Rsl Funding, LLC and Rsl Special-Iv Limited Partnership v. Rickey Newsome
569 S.W.3d 116 | Texas Supreme Court | 2018
What This Case Means for Subcontractors
A company tried to force arbitration of a dispute over structured settlement transfers, but lower courts refused. The Texas Supreme Court ruled that when parties agree to let an arbitrator decide whether disputes are arbitrable, courts must honor that agreement and send the case to arbitration. This matters to subcontractors because many construction contracts include similar arbitration clauses that delegate arbitrability decisions to arbitrators.
Key Takeaways
- •If your contract says the arbitrator decides what disputes are arbitrable, courts will enforce that—don't expect judges to block arbitration by claiming a dispute isn't arbitrable.
- •Review your arbitration clauses carefully.

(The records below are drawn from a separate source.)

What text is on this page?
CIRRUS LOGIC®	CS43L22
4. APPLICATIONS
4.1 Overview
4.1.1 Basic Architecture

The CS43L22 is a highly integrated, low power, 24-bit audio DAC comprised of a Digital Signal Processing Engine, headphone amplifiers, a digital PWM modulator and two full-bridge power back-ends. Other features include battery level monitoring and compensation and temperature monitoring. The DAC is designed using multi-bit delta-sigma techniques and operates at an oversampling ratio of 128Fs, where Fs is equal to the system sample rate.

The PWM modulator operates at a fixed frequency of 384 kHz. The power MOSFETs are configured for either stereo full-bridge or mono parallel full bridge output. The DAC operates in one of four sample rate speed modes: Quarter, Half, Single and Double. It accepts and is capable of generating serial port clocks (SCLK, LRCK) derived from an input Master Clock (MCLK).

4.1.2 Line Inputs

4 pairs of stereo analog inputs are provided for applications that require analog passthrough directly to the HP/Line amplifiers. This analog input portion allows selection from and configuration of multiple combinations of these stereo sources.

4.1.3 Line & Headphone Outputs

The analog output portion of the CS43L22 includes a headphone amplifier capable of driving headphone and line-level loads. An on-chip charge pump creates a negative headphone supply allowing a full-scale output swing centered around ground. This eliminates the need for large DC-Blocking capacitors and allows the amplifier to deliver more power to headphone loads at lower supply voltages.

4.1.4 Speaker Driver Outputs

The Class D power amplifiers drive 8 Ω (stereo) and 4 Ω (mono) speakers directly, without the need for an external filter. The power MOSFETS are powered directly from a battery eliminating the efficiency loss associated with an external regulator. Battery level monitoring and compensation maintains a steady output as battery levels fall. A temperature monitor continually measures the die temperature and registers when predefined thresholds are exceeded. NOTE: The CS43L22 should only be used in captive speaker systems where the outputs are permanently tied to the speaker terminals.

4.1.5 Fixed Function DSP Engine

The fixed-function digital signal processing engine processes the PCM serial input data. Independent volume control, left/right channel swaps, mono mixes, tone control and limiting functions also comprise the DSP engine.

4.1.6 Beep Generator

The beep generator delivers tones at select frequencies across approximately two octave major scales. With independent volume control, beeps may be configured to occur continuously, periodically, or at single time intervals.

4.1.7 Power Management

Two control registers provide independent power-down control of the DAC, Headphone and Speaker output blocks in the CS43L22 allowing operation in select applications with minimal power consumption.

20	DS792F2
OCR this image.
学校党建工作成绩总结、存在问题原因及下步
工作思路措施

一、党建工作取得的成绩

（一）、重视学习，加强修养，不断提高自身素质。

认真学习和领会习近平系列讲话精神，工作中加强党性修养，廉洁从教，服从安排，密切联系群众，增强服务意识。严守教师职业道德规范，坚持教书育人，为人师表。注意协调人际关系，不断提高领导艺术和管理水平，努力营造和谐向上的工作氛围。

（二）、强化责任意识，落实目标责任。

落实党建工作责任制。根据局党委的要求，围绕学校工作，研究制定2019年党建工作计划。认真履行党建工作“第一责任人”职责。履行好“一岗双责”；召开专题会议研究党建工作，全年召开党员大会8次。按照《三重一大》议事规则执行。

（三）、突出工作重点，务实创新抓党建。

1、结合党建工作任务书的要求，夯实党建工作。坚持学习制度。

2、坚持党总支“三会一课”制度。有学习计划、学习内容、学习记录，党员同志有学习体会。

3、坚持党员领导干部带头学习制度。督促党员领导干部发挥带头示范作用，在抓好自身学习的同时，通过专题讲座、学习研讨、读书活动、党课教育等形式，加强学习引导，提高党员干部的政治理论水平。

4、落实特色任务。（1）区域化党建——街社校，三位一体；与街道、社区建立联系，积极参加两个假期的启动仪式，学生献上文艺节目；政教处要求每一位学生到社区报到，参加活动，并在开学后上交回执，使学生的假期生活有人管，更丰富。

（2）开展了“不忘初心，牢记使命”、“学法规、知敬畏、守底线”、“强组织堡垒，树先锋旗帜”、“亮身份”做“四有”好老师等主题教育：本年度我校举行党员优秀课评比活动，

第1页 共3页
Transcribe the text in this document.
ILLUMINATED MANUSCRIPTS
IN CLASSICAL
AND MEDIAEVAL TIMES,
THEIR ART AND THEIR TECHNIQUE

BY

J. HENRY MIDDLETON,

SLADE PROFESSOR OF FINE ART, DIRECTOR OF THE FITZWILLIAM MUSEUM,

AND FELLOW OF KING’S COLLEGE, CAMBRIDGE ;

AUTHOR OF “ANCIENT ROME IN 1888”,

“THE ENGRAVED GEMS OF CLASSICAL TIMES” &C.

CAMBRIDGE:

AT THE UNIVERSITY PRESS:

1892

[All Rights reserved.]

Delegating arbitrability to the arbitrator is a powerful tool that limits your ability to fight arbitration in court.
- •When drafting or signing contracts with arbitration provisions, understand whether you're giving the arbitrator power to decide if disputes fall under the arbitration clause.
Courts must compel arbitration when parties delegate arbitrability to the arbitrator.
Frequently Asked Question
If my contract has an arbitration clause that lets the arbitrator decide what's arbitrable, can I still go to court instead?
No. Once you agree to let the arbitrator decide arbitrability, courts will compel arbitration and won't second-guess that decision. The arbitrator gets to decide whether your dispute falls under the arbitration clause, not the judge. This applies even if the dispute seems like something only a court should handle.